Wait some time for the operation to complete. The disk replacement operation automatically invokes a repair on the mount point (to recreate on the new disk the same set of S3 object data that was on the disk you replaced). The duration of this repair operation will depend on how much data is involved.
Instructions
- Select Cluster tab
- Select Nodes sub-tab

Info
In the "Disk Detail Info" section, the replacement disk should have a green status icon (indicating that its status is OK): and the operation is done.

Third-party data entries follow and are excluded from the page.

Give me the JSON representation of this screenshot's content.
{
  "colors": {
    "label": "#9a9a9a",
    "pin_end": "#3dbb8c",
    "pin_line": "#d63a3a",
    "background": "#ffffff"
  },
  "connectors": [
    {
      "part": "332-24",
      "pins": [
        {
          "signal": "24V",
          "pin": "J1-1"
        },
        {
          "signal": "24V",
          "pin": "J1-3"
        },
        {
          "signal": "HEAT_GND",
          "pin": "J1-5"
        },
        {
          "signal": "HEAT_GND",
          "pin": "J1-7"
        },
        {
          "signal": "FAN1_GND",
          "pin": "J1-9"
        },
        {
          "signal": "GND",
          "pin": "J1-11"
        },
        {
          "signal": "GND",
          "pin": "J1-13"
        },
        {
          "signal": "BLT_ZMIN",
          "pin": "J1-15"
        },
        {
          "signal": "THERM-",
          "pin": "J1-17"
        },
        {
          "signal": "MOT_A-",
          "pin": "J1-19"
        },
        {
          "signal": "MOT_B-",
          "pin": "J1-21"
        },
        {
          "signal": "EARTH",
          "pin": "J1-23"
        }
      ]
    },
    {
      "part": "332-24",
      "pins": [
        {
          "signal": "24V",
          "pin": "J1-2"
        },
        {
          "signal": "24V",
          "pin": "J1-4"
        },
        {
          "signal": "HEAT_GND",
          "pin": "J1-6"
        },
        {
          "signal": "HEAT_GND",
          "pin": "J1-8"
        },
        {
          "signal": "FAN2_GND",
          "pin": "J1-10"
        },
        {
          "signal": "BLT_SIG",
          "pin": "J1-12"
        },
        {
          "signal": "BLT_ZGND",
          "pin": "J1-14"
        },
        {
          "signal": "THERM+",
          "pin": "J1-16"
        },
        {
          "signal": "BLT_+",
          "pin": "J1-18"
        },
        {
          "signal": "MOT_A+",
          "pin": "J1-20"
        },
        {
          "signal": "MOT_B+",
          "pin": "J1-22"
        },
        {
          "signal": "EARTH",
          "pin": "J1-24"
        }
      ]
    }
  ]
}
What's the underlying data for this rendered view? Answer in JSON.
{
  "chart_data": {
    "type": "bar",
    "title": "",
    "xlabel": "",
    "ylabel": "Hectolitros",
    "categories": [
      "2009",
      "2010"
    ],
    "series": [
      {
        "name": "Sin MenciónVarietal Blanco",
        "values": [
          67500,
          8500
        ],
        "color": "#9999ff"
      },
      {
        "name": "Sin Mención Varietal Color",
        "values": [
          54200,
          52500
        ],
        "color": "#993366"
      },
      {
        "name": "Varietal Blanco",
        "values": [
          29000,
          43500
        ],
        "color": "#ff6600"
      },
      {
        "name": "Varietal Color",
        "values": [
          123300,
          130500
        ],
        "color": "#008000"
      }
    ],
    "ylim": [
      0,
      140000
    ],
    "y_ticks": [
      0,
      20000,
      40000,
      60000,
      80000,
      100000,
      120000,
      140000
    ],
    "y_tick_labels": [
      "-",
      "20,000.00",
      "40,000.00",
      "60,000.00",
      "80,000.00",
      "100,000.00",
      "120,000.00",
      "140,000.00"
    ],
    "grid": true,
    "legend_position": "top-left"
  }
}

It may be necessary to click "Clear Error History" to clear the red error indicator.
Instructions
- if the disk does not reset to healthy in the CMC, it may be necessary to restart the monitoring agent to speed up the process.
systemctl restart cloudian-agent
Repair System
Info
- When you physically install a new disk and then execute the HyperStore replaceDisk function, the system automatically does the following:
- Creates a primary partition and an ext4 file system on the new disk
- Establishes appropriate permissions on the mount
- Remounts the new disk (using the same mount point that the prior disk had), uncomments its entry in /etc/fstab, and marks the disk as available for HyperStore reads and writes
- Moves back to the new disk the same set of storage tokens that were automatically moved away from the prior disk when it was disabled
- Performs a data repair for the new disk (populating the new disk with its correct inventory of object replicas and/or erasure coded object fragments)
Warning
Although the HyperStore system has automatically repaired the disk and associated data we should never rely soley on automated processes and must understand how to trigger a repair manually. Whenever we know an issue has occured and been corrected we should consider manually running a repair process especially if adding nodes or performing a rebalance process at the time of failure.

Instructions
- We will start with Cassandra, log into your system using the sa_admin account
- Start a repaircassandra this will repair all the Cassandra keyspaces.
Remember to modify the command to match your own system
hsstool -h studentXn5 repaircassandra

Instructions
- Next let us repair our erasure coded fragments, if you have logged out, log into your system using the sa_admin account
- Start the repair process
hsstool -h studentXn5 repairec - Again, the repair in the labs will only take a few seconds to complete.

Instructions
- Finally let us repair our replicas. If you have logged out, log into your system using the sa_admin account
- Start the repair process
hsstool -h studentXn5 repair - On completion fully log out of the sa_admin session using the exit command
exit